The two hang out, engage in some awkward kissing, and listen to 1990s grunge, but their big adventure begins when Frankie’s wordcraft and Zeke’s drawing ability collide. Out of the blue Frankie comes up with a phrase you’ll see over and over in Wilson’s novel: The edge is a shantytown filled with gold seekers. We are fugitives, and the law is skinny with hunger for us. Zeke illustrates the slogan with a comic book-like drawing featuring a pair of hands. It is also adorned with dots resulting from pricking their fingers to splash blood on the poster. Much to their surprise, the printer is easily fixed and they begin to reproduce the poster and secretly hang it all over Coalfield. At first residents ignore it, then they grow curious, then rumors begin. An unexpected event/lie thrusts the poster into the public consciousness and pushes the panic button. Most of the rumors are patently ridiculous–until they become serious.
As such things go, the poster cycle evolves from copies to copycats.
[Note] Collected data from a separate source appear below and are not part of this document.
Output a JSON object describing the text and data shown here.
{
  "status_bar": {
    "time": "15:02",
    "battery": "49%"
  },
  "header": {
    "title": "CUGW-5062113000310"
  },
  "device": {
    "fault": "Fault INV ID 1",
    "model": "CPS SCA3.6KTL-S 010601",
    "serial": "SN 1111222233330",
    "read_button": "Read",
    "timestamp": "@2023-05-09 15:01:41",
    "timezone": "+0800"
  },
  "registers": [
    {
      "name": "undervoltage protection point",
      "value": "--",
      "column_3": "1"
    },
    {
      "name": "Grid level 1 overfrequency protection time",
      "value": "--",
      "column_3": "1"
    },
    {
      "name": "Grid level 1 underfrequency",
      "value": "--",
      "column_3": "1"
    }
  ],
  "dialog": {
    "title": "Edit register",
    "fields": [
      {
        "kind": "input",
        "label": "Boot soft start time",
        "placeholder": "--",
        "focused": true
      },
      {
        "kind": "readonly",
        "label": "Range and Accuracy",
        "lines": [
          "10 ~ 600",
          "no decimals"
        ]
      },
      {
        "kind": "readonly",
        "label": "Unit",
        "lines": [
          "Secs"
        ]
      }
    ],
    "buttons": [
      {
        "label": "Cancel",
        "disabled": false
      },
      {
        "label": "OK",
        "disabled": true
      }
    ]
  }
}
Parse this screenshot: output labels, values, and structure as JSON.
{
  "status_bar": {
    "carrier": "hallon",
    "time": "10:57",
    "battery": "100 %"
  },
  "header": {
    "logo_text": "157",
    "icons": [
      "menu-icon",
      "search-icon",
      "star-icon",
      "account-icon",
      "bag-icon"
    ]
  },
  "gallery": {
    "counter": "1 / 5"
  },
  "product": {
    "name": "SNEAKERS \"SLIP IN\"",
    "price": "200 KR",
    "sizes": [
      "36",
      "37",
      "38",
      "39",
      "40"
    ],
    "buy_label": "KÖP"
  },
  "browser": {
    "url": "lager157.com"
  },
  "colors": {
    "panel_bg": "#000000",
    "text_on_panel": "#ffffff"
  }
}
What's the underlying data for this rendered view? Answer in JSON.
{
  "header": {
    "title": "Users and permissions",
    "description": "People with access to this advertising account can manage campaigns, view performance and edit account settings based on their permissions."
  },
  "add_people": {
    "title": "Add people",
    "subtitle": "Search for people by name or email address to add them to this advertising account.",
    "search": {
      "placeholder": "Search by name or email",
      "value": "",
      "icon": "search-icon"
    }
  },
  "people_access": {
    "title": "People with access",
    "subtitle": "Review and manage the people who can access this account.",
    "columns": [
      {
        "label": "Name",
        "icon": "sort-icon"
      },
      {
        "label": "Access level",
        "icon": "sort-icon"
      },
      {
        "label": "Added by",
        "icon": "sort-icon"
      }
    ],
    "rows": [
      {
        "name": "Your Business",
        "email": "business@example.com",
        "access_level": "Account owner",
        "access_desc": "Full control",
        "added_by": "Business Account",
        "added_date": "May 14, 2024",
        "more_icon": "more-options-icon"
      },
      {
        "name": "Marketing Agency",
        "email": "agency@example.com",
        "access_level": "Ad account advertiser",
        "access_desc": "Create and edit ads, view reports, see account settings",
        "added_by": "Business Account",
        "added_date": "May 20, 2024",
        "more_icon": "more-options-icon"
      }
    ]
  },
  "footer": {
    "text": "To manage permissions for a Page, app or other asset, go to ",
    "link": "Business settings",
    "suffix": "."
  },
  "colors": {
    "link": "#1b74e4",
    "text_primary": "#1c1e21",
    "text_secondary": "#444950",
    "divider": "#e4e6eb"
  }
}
Zeke and Frankie are scared to reveal their authorship, as some things have gone down that could get them into trouble. Plus, Frankie is obsessed with their creation and doesn’t want to stop plastering the town with posters. Crazes tend to burn out via circumstances and time. Such is also the case for the partnership between Zeke and Frankie, but obsession is harder to shake.
Wilson moves the clock forward 21 years, by which time Frankie has been to college, has published books, has moved away, has a marriage and family of her own, and has lost touch with Zeke. What would you do, though, if a New Yorker writer contacted you as she (Mazzy Brower) is positive that Frankie made the poster that once dominated the news? Do you fess up? If so, do you give Zeke credit? Do you even know if he’d want it? For that matter, is he even still alive? There’s also the fact that Frankie still tacks up posters. All of these are interesting dilemmas and I invite you to imagine what path you’d choose.
Now is Not the Time to Panic is a short novel that stays that way by not straying far from its original premise. Some readers questioned the believability of Frankie’s two-decades’ obsession. I can’t resolve its veracity and Wilson doesn’t try; within a book on collective hysteria the answer probably depends upon individual personalities. Speaking only for myself, as much I’d like to deny it, I suspect there are various values, habits, tastes, and patterns that link to my adolescence. But I would argue against anyone who finds the hysteria part of novel far-fetched. As H. L. Mencken is credited with saying, “No one ever went broke underestimating the intelligence of the American public.” That wasn’t his exact quote, but close enough!